TBR Challenge 2012: Category Romance

I have a weird relationship with category romance.  I purchase a lot and then it lingers.  They are such quick reads when they are good, and such terrible slogs when they are bad.  (I realize this is true of most anything.)  They use tropes like secret babies and marriages of convenience and sometimes they do it so well and sometimes I want to yell at the book. 
So, I picked the late Sandra Hyatt's Lessons in Seduction which was excellent and really should have had a warning label since I started late on a Friday night and next thing I knew it was quite late/quite early and I needed to sleep but I wanted to keep reading.  I polished it off for breakfast the next morning.  Adam is prince and heir apparent in [fictional principality] and Danni is the daughter of one of the royal drivers so has known Adam since she was five. 

Digression: I tend to love the boy/prince next door type stories when done right (which this one was, IMO) but have grown wary because there is a sub-set of these where there is some special night when the two characters are sixteen and talked (or, um, did not talk) under the stars and then ten years later they cross paths and because of this one night forgive each other ridiculous behavior. Like kidnapping.
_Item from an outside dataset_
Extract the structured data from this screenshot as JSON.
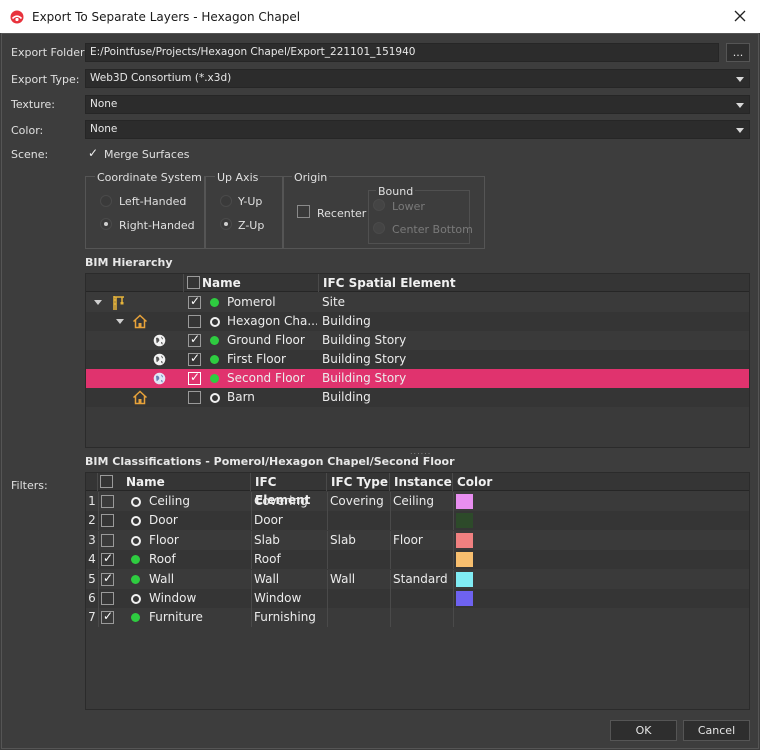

So, Danni works for the Grand Prixe but sometimes subs for her dad as a driver in a pinch.  A few years ago, Adam spilled his drink while she was driving and he fired her.  But her dad was feeling under the weather so she takes over a shift one night while Adam is on a date and can't stop herself from making a comment about his technique (or lack thereof).  Adam is amused because as prince people mostly don't talk to or about him like that so asks her to please give him some pointers since he has reached that point where it is time to do the royal duty and get himself a wife.  Danni accepts, and, as you might suspect, in such proximity they find themselves fighting an attraction to one another (which they have decent reasons for fighting). 

(The blurb, which I read later, implies that it is Danni's "commoner" status holding them back.  The discussion about their reasons for not dating happens late enough in the book that I don't want to reveal it, but that is not the case.)

This book just came out last year, so it wasn't really lingering in the TBR pile too long, but it was a lovely trip nonetheless.